Robust heteronuclear correlations for proteins in ultrafast magic-angle spinning solid-state NMR

Under ultrafast magic-angle spinning (MAS), proton-detected solid-state nuclear magnetic resonance (ssNMR) has emerged as a powerful technique for elucidating structures from sub-milligram protein, where establishing 13C-15N correlations is essential. However, traditional 13C-15N cross-polarization (CP), which performs well at lower MAS frequencies, suffers diminished efficiency under ultrafast MAS conditions. To address this challenge, we have developed a robust method for selective polarization between insensitive nuclei (SPINE). This approach significantly enhances the efficiency of heteronuclear 13C-15N correlation compared to CP, achieving gain factors of 1.75 for 13CA-15N and 1.9 and 13CO-15N transfers.
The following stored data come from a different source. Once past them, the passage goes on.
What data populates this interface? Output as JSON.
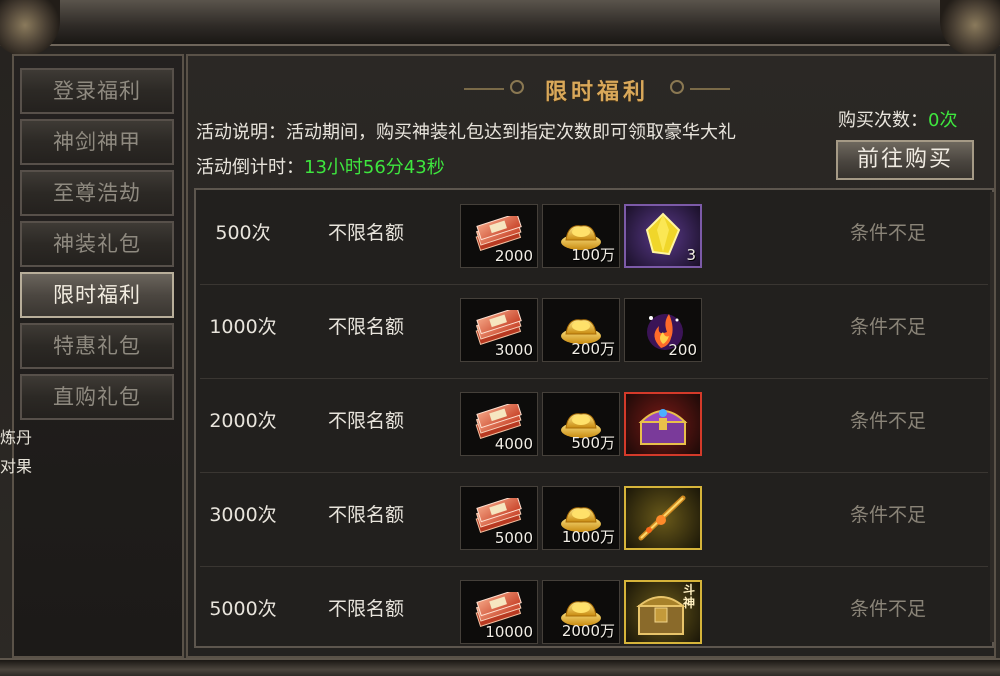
{
  "sidebar": {
    "items": [
      {
        "label": "登录福利",
        "active": false
      },
      {
        "label": "神剑神甲",
        "active": false
      },
      {
        "label": "至尊浩劫",
        "active": false
      },
      {
        "label": "神装礼包",
        "active": false
      },
      {
        "label": "限时福利",
        "active": true
      },
      {
        "label": "特惠礼包",
        "active": false
      },
      {
        "label": "直购礼包",
        "active": false
      }
    ],
    "extra_texts": [
      "炼丹",
      "对果"
    ]
  },
  "header": {
    "title": "限时福利",
    "description_label": "活动说明：",
    "description": "活动期间，购买神装礼包达到指定次数即可领取豪华大礼",
    "countdown_label": "活动倒计时：",
    "countdown": "13小时56分43秒",
    "buy_count_label": "购买次数：",
    "buy_count_value": "0次",
    "goto_button": "前往购买"
  },
  "rows": [
    {
      "times": "500次",
      "limit": "不限名额",
      "items": [
        {
          "icon": "scroll-bundle-icon",
          "qty": "2000",
          "frame": "plain"
        },
        {
          "icon": "gold-ingot-icon",
          "qty": "100万",
          "frame": "plain"
        },
        {
          "icon": "yellow-gem-icon",
          "qty": "3",
          "frame": "purple"
        }
      ],
      "status": "条件不足"
    },
    {
      "times": "1000次",
      "limit": "不限名额",
      "items": [
        {
          "icon": "scroll-bundle-icon",
          "qty": "3000",
          "frame": "plain"
        },
        {
          "icon": "gold-ingot-icon",
          "qty": "200万",
          "frame": "plain"
        },
        {
          "icon": "fire-spark-icon",
          "qty": "200",
          "frame": "plain"
        }
      ],
      "status": "条件不足"
    },
    {
      "times": "2000次",
      "limit": "不限名额",
      "items": [
        {
          "icon": "scroll-bundle-icon",
          "qty": "4000",
          "frame": "plain"
        },
        {
          "icon": "gold-ingot-icon",
          "qty": "500万",
          "frame": "plain"
        },
        {
          "icon": "treasure-chest-icon",
          "qty": "",
          "frame": "red"
        }
      ],
      "status": "条件不足"
    },
    {
      "times": "3000次",
      "limit": "不限名额",
      "items": [
        {
          "icon": "scroll-bundle-icon",
          "qty": "5000",
          "frame": "plain"
        },
        {
          "icon": "gold-ingot-icon",
          "qty": "1000万",
          "frame": "plain"
        },
        {
          "icon": "golden-staff-icon",
          "qty": "",
          "frame": "gold"
        }
      ],
      "status": "条件不足"
    },
    {
      "times": "5000次",
      "limit": "不限名额",
      "items": [
        {
          "icon": "scroll-bundle-icon",
          "qty": "10000",
          "frame": "plain"
        },
        {
          "icon": "gold-ingot-icon",
          "qty": "2000万",
          "frame": "plain"
        },
        {
          "icon": "battle-chest-icon",
          "qty": "",
          "frame": "gold",
          "emblem": "斗神"
        }
      ],
      "status": "条件不足"
    }
  ]
}
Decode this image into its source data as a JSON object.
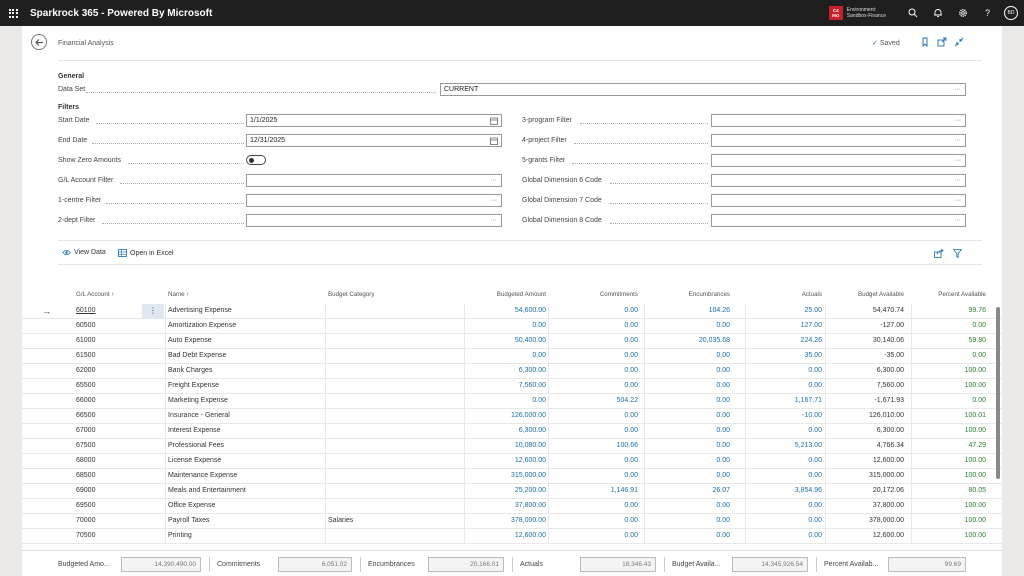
{
  "app": {
    "title": "Sparkrock 365 - Powered By Microsoft",
    "env_badge_line1": "C4",
    "env_badge_line2": "MO",
    "env_label": "Environment:",
    "env_name": "Sandbox-Finance",
    "user_initials": "BD"
  },
  "page": {
    "title": "Financial Analysis",
    "saved_label": "Saved"
  },
  "general": {
    "heading": "General",
    "data_set_label": "Data Set",
    "data_set_value": "CURRENT"
  },
  "filters": {
    "heading": "Filters",
    "start_date_label": "Start Date",
    "start_date_value": "1/1/2025",
    "end_date_label": "End Date",
    "end_date_value": "12/31/2025",
    "show_zero_label": "Show Zero Amounts",
    "gl_account_label": "G/L Account Filter",
    "centre_label": "1-centre Filter",
    "dept_label": "2-dept Filter",
    "program_label": "3-program Filter",
    "project_label": "4-project Filter",
    "grants_label": "5-grants Filter",
    "dim6_label": "Global Dimension 6 Code",
    "dim7_label": "Global Dimension 7 Code",
    "dim8_label": "Global Dimension 8 Code"
  },
  "actions": {
    "view_data": "View Data",
    "open_excel": "Open in Excel"
  },
  "columns": {
    "gl_account": "G/L Account ↑",
    "name": "Name ↑",
    "budget_category": "Budget Category",
    "budgeted_amount": "Budgeted Amount",
    "commitments": "Commitments",
    "encumbrances": "Encumbrances",
    "actuals": "Actuals",
    "budget_available": "Budget Available",
    "percent_available": "Percent Available"
  },
  "rows": [
    {
      "account": "60100",
      "name": "Advertising Expense",
      "category": "",
      "budgeted": "54,600.00",
      "commitments": "0.00",
      "encumbrances": "104.26",
      "actuals": "25.00",
      "available": "54,470.74",
      "percent": "99.76"
    },
    {
      "account": "60500",
      "name": "Amortization Expense",
      "category": "",
      "budgeted": "0.00",
      "commitments": "0.00",
      "encumbrances": "0.00",
      "actuals": "127.00",
      "available": "-127.00",
      "percent": "0.00"
    },
    {
      "account": "61000",
      "name": "Auto Expense",
      "category": "",
      "budgeted": "50,400.00",
      "commitments": "0.00",
      "encumbrances": "20,035.68",
      "actuals": "224.26",
      "available": "30,140.06",
      "percent": "59.80"
    },
    {
      "account": "61500",
      "name": "Bad Debt Expense",
      "category": "",
      "budgeted": "0.00",
      "commitments": "0.00",
      "encumbrances": "0.00",
      "actuals": "35.00",
      "available": "-35.00",
      "percent": "0.00"
    },
    {
      "account": "62000",
      "name": "Bank Charges",
      "category": "",
      "budgeted": "6,300.00",
      "commitments": "0.00",
      "encumbrances": "0.00",
      "actuals": "0.00",
      "available": "6,300.00",
      "percent": "100.00"
    },
    {
      "account": "65500",
      "name": "Freight Expense",
      "category": "",
      "budgeted": "7,560.00",
      "commitments": "0.00",
      "encumbrances": "0.00",
      "actuals": "0.00",
      "available": "7,560.00",
      "percent": "100.00"
    },
    {
      "account": "66000",
      "name": "Marketing Expense",
      "category": "",
      "budgeted": "0.00",
      "commitments": "504.22",
      "encumbrances": "0.00",
      "actuals": "1,167.71",
      "available": "-1,671.93",
      "percent": "0.00"
    },
    {
      "account": "66500",
      "name": "Insurance - General",
      "category": "",
      "budgeted": "126,000.00",
      "commitments": "0.00",
      "encumbrances": "0.00",
      "actuals": "-10.00",
      "available": "126,010.00",
      "percent": "100.01"
    },
    {
      "account": "67000",
      "name": "Interest Expense",
      "category": "",
      "budgeted": "6,300.00",
      "commitments": "0.00",
      "encumbrances": "0.00",
      "actuals": "0.00",
      "available": "6,300.00",
      "percent": "100.00"
    },
    {
      "account": "67500",
      "name": "Professional Fees",
      "category": "",
      "budgeted": "10,080.00",
      "commitments": "100.66",
      "encumbrances": "0.00",
      "actuals": "5,213.00",
      "available": "4,766.34",
      "percent": "47.29"
    },
    {
      "account": "68000",
      "name": "License Expense",
      "category": "",
      "budgeted": "12,600.00",
      "commitments": "0.00",
      "encumbrances": "0.00",
      "actuals": "0.00",
      "available": "12,600.00",
      "percent": "100.00"
    },
    {
      "account": "68500",
      "name": "Maintenance Expense",
      "category": "",
      "budgeted": "315,000.00",
      "commitments": "0.00",
      "encumbrances": "0.00",
      "actuals": "0.00",
      "available": "315,000.00",
      "percent": "100.00"
    },
    {
      "account": "69000",
      "name": "Meals and Entertainment",
      "category": "",
      "budgeted": "25,200.00",
      "commitments": "1,146.91",
      "encumbrances": "26.07",
      "actuals": "3,854.96",
      "available": "20,172.06",
      "percent": "80.05"
    },
    {
      "account": "69500",
      "name": "Office Expense",
      "category": "",
      "budgeted": "37,800.00",
      "commitments": "0.00",
      "encumbrances": "0.00",
      "actuals": "0.00",
      "available": "37,800.00",
      "percent": "100.00"
    },
    {
      "account": "70000",
      "name": "Payroll Taxes",
      "category": "Salaries",
      "budgeted": "378,000.00",
      "commitments": "0.00",
      "encumbrances": "0.00",
      "actuals": "0.00",
      "available": "378,000.00",
      "percent": "100.00"
    },
    {
      "account": "70500",
      "name": "Printing",
      "category": "",
      "budgeted": "12,600.00",
      "commitments": "0.00",
      "encumbrances": "0.00",
      "actuals": "0.00",
      "available": "12,600.00",
      "percent": "100.00"
    }
  ],
  "totals": {
    "budgeted_label": "Budgeted Amo...",
    "budgeted_value": "14,390,490.00",
    "commitments_label": "Commitments",
    "commitments_value": "6,051.02",
    "encumbrances_label": "Encumbrances",
    "encumbrances_value": "20,166.01",
    "actuals_label": "Actuals",
    "actuals_value": "18,346.43",
    "available_label": "Budget Availa...",
    "available_value": "14,345,926.54",
    "percent_label": "Percent Availab...",
    "percent_value": "99.69"
  },
  "colors": {
    "topbar": "#1f1f1f",
    "badge": "#c8202b",
    "link_blue": "#1a6ea8",
    "green": "#2e7d32"
  }
}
These enhancements can reduce the duration of current multi-dimensional experiments to approximately one-third of that required by 13C-15N CP and to approximately one-tenth when involving two 13C-15N transfers. The effectiveness of SPINE has been validated through experiments on four distinct proteins: the microcrystalline β1 immunoglobulin binding domain of protein G (GB1), the large-conductance mechanosensitive ion channel from Methanosarcina acetivorans (MaMscL), fibrillar septum-forming protein (SepF), and the vertex protein of the β-carboxysome shell (CcmL). These findings highlight the practical utility and versatility of SPINE in ssNMR spectroscopy, making it a valuable approach for structural biology applications.